Doing a lost sales analysis encourages you to learn by exploring what could have been done better. The analysis provides your sales team with feedback that gives them a valuable experience they can apply to future sales, and new knowledge about how to close more in the future. It also strengthens communication throughout your sales team by encouraging open discussions and honest assessments.

To Analyze a Lost Sale, Revisit Your Ideal Customer

For sales reps to be successful, they need to know who the ideal customer is. This idea of the ideal customer should be revisited every time a sale that has been lost. For example, if your company begins offering a new product line, your initial idea of the ideal customer when you first started your business might no longer apply. This could cause you to lose out on sales. Any changes, even just those that come with growth, can change who your ideal customer is.

For all lost sales opportunities, try to figure out what characteristics of your ideal customer the lost prospect had been aligned with. What lead your sales people to pursue this particular customer? What are this lost prospect’s similarities and differences with others who went on to actually become customers?

Retrace Your Steps

Furthermore, after comparing and contrasting the lost opportunity with ideal customers, you need to retrace your steps at every part of the sales funnel to figure out what went wrong. Start with the sales pitch. Put yourself on the same buyer’s journey that the prospective customer went on, and assess each point:

1.    Revisit Your Communication

Look at communications with the customer. Was it personal enough? Were follow-ups well timed? Analyze points where things could have been done differently.

2.    Figure Out if You Followed the Sales Process

If an opportunity is lost, it’s possible that part of the sales process wasn’t followed. Find out if part of the process was missed, and if so, figure out what part, why, and by whom. The idea isn’t to find someone to blame, but to connect the lost opportunity with a concrete reason so that you know what action to take.

3.    Look at a Timeline of the Lost Sale

Use your customer relationship management system, or CRM, to look at a timeline of the lost sale. Did the buying process seem to stall at one particular point? Was there a “turning point” where the customer’s interest clearly began to decrease? If you can use a timeline of the sales process to see exactly where things broke down, you can do a better win/loss analysis. This helps you diagnose the problem, and close more sales in the future.

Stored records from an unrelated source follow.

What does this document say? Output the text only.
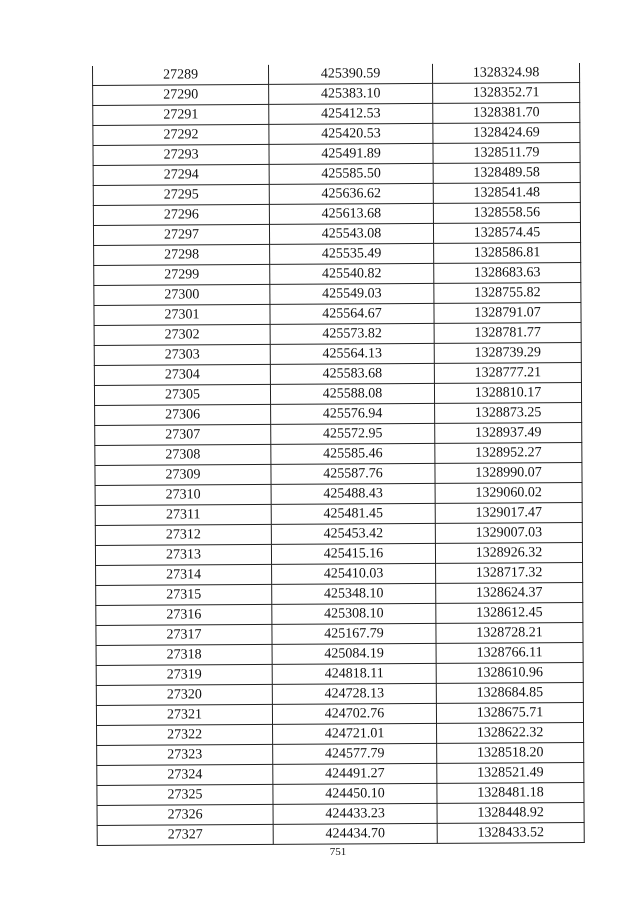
27289	425390.59	1328324.98
27290	425383.10	1328352.71
27291	425412.53	1328381.70
27292	425420.53	1328424.69
27293	425491.89	1328511.79
27294	425585.50	1328489.58
27295	425636.62	1328541.48
27296	425613.68	1328558.56
27297	425543.08	1328574.45
27298	425535.49	1328586.81
27299	425540.82	1328683.63
27300	425549.03	1328755.82
27301	425564.67	1328791.07
27302	425573.82	1328781.77
27303	425564.13	1328739.29
27304	425583.68	1328777.21
27305	425588.08	1328810.17
27306	425576.94	1328873.25
27307	425572.95	1328937.49
27308	425585.46	1328952.27
27309	425587.76	1328990.07
27310	425488.43	1329060.02
27311	425481.45	1329017.47
27312	425453.42	1329007.03
27313	425415.16	1328926.32
27314	425410.03	1328717.32
27315	425348.10	1328624.37
27316	425308.10	1328612.45
27317	425167.79	1328728.21
27318	425084.19	1328766.11
27319	424818.11	1328610.96
27320	424728.13	1328684.85
27321	424702.76	1328675.71
27322	424721.01	1328622.32
27323	424577.79	1328518.20
27324	424491.27	1328521.49
27325	424450.10	1328481.18
27326	424433.23	1328448.92
27327	424434.70	1328433.52
751
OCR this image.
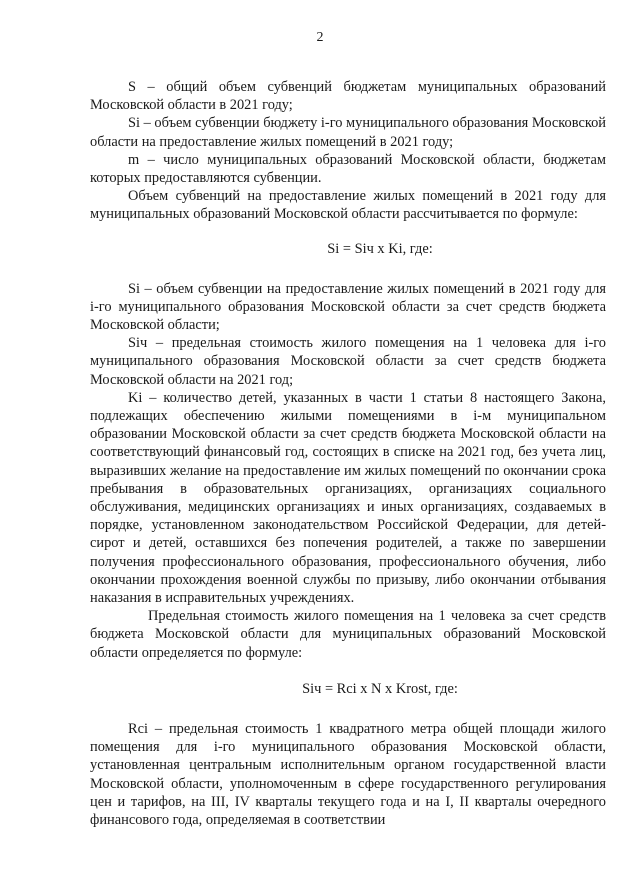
2

S – общий объем субвенций бюджетам муниципальных образований Московской области в 2021 году;

Si – объем субвенции бюджету i-го муниципального образования Московской области на предоставление жилых помещений в 2021 году;

m – число муниципальных образований Московской области, бюджетам которых предоставляются субвенции.

Объем субвенций на предоставление жилых помещений в 2021 году для муниципальных образований Московской области рассчитывается по формуле:

Si = Siч x Ki, где:

Si – объем субвенции на предоставление жилых помещений в 2021 году для i-го муниципального образования Московской области за счет средств бюджета Московской области;

Siч – предельная стоимость жилого помещения на 1 человека для i-го муниципального образования Московской области за счет средств бюджета Московской области на 2021 год;

Ki – количество детей, указанных в части 1 статьи 8 настоящего Закона, подлежащих обеспечению жилыми помещениями в i-м муниципальном образовании Московской области за счет средств бюджета Московской области на соответствующий финансовый год, состоящих в списке на 2021 год, без учета лиц, выразивших желание на предоставление им жилых помещений по окончании срока пребывания в образовательных организациях, организациях социального обслуживания, медицинских организациях и иных организациях, создаваемых в порядке, установленном законодательством Российской Федерации, для детей-сирот и детей, оставшихся без попечения родителей, а также по завершении получения профессионального образования, профессионального обучения, либо окончании прохождения военной службы по призыву, либо окончании отбывания наказания в исправительных учреждениях.

Предельная стоимость жилого помещения на 1 человека за счет средств бюджета Московской области для муниципальных образований Московской области определяется по формуле:

Siч = Rci x N x Krost, где:

Rci – предельная стоимость 1 квадратного метра общей площади жилого помещения для i-го муниципального образования Московской области, установленная центральным исполнительным органом государственной власти Московской области, уполномоченным в сфере государственного регулирования цен и тарифов, на III, IV кварталы текущего года и на I, II кварталы очередного финансового года, определяемая в соответствии
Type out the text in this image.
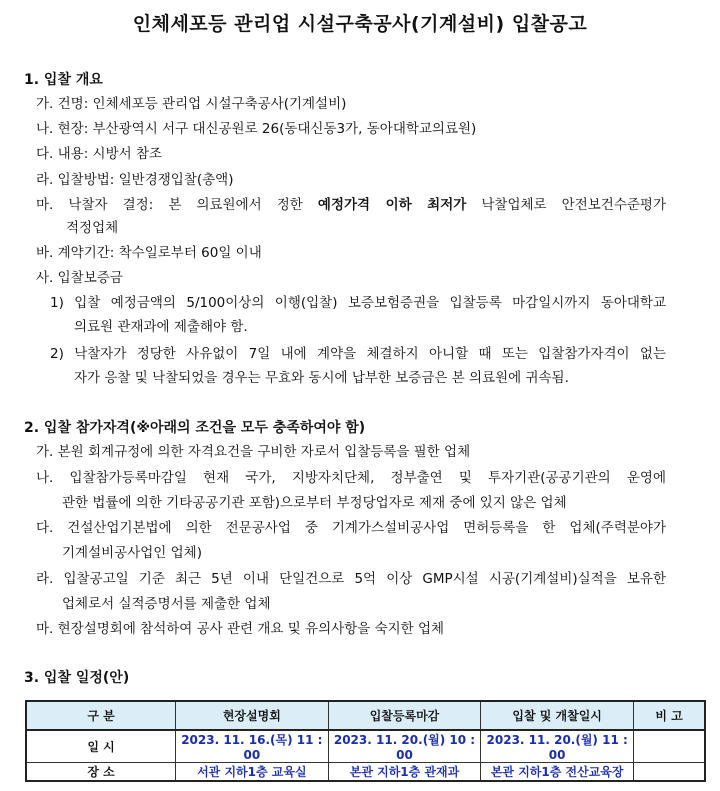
인체세포등 관리업 시설구축공사(기계설비) 입찰공고
1. 입찰 개요
가. 건명: 인체세포등 관리업 시설구축공사(기계설비)
나. 현장: 부산광역시 서구 대신공원로 26(동대신동3가, 동아대학교의료원)
다. 내용: 시방서 참조
라. 입찰방법: 일반경쟁입찰(총액)
마. 낙찰자 결정: 본 의료원에서 정한 예정가격 이하 최저가 낙찰업체로 안전보건수준평가
적정업체
바. 계약기간: 착수일로부터 60일 이내
사. 입찰보증금
1) 입찰 예정금액의 5/100이상의 이행(입찰) 보증보험증권을 입찰등록 마감일시까지 동아대학교
의료원 관재과에 제출해야 함.
2) 낙찰자가 정당한 사유없이 7일 내에 계약을 체결하지 아니할 때 또는 입찰참가자격이 없는
자가 응찰 및 낙찰되었을 경우는 무효와 동시에 납부한 보증금은 본 의료원에 귀속됨.
2. 입찰 참가자격(※아래의 조건을 모두 충족하여야 함)
가. 본원 회계규정에 의한 자격요건을 구비한 자로서 입찰등록을 필한 업체
나. 입찰참가등록마감일 현재 국가, 지방자치단체, 정부출연 및 투자기관(공공기관의 운영에
관한 법률에 의한 기타공공기관 포함)으로부터 부정당업자로 제재 중에 있지 않은 업체
다. 건설산업기본법에 의한 전문공사업 중 기계가스설비공사업 면허등록을 한 업체(주력분야가
기계설비공사업인 업체)
라. 입찰공고일 기준 최근 5년 이내 단일건으로 5억 이상 GMP시설 시공(기계설비)실적을 보유한
업체로서 실적증명서를 제출한 업체
마. 현장설명회에 참석하여 공사 관련 개요 및 유의사항을 숙지한 업체
3. 입찰 일정(안)
구 분	현장설명회	입찰등록마감	입찰 및 개찰일시	비 고
일 시	2023. 11. 16.(목) 11 : 00	2023. 11. 20.(월) 10 : 00	2023. 11. 20.(월) 11 : 00	
장 소	서관 지하1층 교육실	본관 지하1층 관재과	본관 지하1층 전산교육장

4.    Consider How Objections Were Handled

Look at each time the prospect presented an objection. Was it handled as well as it could have been? What was the customer’s response after you addressed their objections? Fine-tuning how you handle objections will lead to fewer missed opportunities.

Understand the WHY

In order to analyze a lost sale effectively, the most important thing is to understand WHY the sale was lost. Only then can you determine what changes would have led to a different outcome. Did the customer’s needs change? If their needs weren’t a good fit, why did the conversation start to begin with? Did the customer’s short or long-term goals change along the way?

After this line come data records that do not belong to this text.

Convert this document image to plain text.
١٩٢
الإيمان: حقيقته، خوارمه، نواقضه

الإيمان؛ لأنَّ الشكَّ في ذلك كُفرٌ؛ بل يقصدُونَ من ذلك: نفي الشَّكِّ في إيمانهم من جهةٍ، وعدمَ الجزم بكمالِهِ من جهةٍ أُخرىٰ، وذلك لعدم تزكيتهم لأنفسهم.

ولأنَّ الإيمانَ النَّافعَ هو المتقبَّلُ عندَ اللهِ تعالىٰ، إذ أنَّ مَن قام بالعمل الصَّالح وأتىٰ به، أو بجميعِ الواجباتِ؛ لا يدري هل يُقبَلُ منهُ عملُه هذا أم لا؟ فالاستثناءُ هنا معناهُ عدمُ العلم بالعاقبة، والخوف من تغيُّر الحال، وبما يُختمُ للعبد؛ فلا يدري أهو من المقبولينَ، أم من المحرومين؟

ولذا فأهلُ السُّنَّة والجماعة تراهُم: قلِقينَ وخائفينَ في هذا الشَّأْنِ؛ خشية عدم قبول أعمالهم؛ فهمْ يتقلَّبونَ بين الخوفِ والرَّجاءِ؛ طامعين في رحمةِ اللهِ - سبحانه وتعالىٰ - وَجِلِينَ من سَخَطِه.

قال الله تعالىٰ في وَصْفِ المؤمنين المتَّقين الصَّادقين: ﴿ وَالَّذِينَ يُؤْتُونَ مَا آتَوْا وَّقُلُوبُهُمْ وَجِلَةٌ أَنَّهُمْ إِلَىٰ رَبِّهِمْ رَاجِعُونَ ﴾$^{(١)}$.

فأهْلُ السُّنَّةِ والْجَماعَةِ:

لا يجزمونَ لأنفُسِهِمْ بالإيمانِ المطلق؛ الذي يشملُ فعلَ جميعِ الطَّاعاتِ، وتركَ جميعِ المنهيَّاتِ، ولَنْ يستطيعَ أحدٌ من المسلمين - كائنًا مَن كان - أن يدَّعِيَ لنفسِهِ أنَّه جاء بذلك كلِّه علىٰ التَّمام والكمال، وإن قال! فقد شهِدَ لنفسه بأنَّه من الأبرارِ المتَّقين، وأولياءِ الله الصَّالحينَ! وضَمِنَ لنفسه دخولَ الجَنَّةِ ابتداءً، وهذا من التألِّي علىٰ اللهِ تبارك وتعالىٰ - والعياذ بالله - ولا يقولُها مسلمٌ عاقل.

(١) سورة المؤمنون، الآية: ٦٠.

Lost sales can also be a matter of bad timing. Maybe you tried to sell when a customer’s budget was already used up, or after they had already signed on with a competitor’s company. If a prospect does go to a competitor, try to analyze your pricing versus theirs, and see if you can offer a better value.

If a competing company wins a customer over, you might not have communicated well enough what makes your company different—and better—than the competition. Figure out what you can offer that your competitor cannot, and you’ll give yourself a leg up during those conversations.

Final Thoughts

Thankfully, you have more tools than ever to analyze every lost opportunity in-depth. CRM software is a critical pillar of every sales technology suite, but now there are even learning algorithms that can help automate the assessment of lost sales and collect data from each opportunity, giving you insights that a human analysis might have missed. Make the most of these tools, and you’ll get more out of your sales team.

Lost sales are your best opportunity to strengthen your sales and marketing teams. Lose too many, and your business might have to close down. But make the most of every single lost opportunity with an in-depth analysis, and you’ll start closing more sales than ever!